Washington's local courts traditionally have turned away cases when the only ties to the city involved contact with a federal agency. A ruling (PDF) this morning by the District of Columbia Court of Appeals offers a new exception to that rule when fraud is a central allegation.
The rule, known as the government contacts exception, was designed to keep Washington's courts from becoming national judicial forums, overloaded with cases that have no real connection to the city. But the three-judge panel ruled this morning that local courts do have jurisdiction to hear cases when a defendant is accused of committing fraud against a Washington-based federal agency that injured the plaintiff.
The underlying case involves a lawsuit filed by Brazilian producers of materials used to make steel against their American counterparts.

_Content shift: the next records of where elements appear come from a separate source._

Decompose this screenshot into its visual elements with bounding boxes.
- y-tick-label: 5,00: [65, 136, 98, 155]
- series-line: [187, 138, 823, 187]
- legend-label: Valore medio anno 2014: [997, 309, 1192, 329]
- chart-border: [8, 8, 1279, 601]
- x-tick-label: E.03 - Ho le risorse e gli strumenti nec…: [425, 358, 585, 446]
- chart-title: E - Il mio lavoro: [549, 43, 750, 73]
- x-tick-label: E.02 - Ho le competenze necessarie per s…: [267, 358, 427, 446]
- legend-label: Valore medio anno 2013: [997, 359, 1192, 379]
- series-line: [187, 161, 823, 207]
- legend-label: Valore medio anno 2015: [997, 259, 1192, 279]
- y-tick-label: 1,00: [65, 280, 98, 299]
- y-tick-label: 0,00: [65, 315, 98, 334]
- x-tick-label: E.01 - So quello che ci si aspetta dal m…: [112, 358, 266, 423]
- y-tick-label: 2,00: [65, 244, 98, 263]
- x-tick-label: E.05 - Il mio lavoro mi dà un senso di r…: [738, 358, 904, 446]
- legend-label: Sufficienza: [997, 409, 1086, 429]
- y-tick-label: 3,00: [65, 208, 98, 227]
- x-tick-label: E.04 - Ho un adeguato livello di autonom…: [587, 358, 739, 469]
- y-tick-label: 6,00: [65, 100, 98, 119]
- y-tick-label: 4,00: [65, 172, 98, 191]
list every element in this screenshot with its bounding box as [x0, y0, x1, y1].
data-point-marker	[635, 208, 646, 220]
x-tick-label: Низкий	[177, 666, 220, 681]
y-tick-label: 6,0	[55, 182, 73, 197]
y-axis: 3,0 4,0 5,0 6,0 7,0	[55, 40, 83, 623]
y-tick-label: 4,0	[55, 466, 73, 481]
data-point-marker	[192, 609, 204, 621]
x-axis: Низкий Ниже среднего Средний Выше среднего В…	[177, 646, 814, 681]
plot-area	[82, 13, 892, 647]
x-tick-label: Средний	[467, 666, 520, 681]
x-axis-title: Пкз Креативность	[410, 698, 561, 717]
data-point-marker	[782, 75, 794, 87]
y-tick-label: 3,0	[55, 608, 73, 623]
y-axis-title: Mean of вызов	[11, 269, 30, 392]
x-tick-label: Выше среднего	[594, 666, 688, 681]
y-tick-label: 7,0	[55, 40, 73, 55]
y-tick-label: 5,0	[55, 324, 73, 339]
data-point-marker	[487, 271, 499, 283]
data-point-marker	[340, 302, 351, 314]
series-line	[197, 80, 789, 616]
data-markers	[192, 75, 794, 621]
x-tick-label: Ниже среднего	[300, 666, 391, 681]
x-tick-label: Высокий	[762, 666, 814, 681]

The Brazilian companies accused the U.S. producers of giving fraudulent information to the U.S. International Trade Commission and manipulating the commission into imposing import duties on foreign producers in the 1990s.
The court didn’t decide the merits of the case, which is pending before the U.S. Court of Appeals for the D.C. Circuit. Under the D.C. Code, the D.C. Circuit can "certify" questions to the D.C. Court of Appeals if the federal appellate judges can't find precedent controlling an issue relating to an interpretation of D.C. law.
The Brazilian producers sued the U.S. producers in U.S. District Court for the District of Columbia. In March 2010, U.S. District Judge Rosemary Collyer dismissed the case, finding that, under the government contacts rule, the court lacked jurisdiction to hear the case. The Brazilian producers appealed, at which point the D.C. Circuit asked the local appellate court to weigh in on whether there existed a fraud exception to the government contacts rule.
The local appeals court heard oral arguments on Oct. 27. In today’s decision, Associate Judge John Fisher wrote that “nothing in our previous decisions holds or was intended to imply that individuals who enter the District of Columbia to fraudulently induce unwarranted government action against others, and succeed in doing so, should be able to avoid defending their actions in this jurisdiction.
“Such fraud does not warrant our protection,” he wrote.
Fisher was joined in the opinion by Chief Judge Eric Washington and Associate Judge Kathryn Oberly.
The ruling did come with caveats – Fisher wrote that for a case to fall under the fraud exception, plaintiffs need to allege that the federal agency in question actually relied on the fraudulent information. He wrote that plaintiffs in these cases should also expect to face a motion to dismiss, so they’ll need some evidence at the onset to back up their claims.
“Cases in which this fraud exception applies should be rare indeed,” Fisher wrote, noting that the guidelines for pleading fraud are not a “toothless standard.”
Lead counsel for the Brazilian producers, Bruce Cohen of Meredith Cohen Greenfogel & Skirnick in Philadelphia, said he was “gratified” by the decision. Cohen said that he’s retiring soon, so he considers the case his “swan song.”
Eckert Seamans Cherin & Mellott partner Dale Hershey argued on behalf of the U.S. producers. He could not immediately be reached for comment.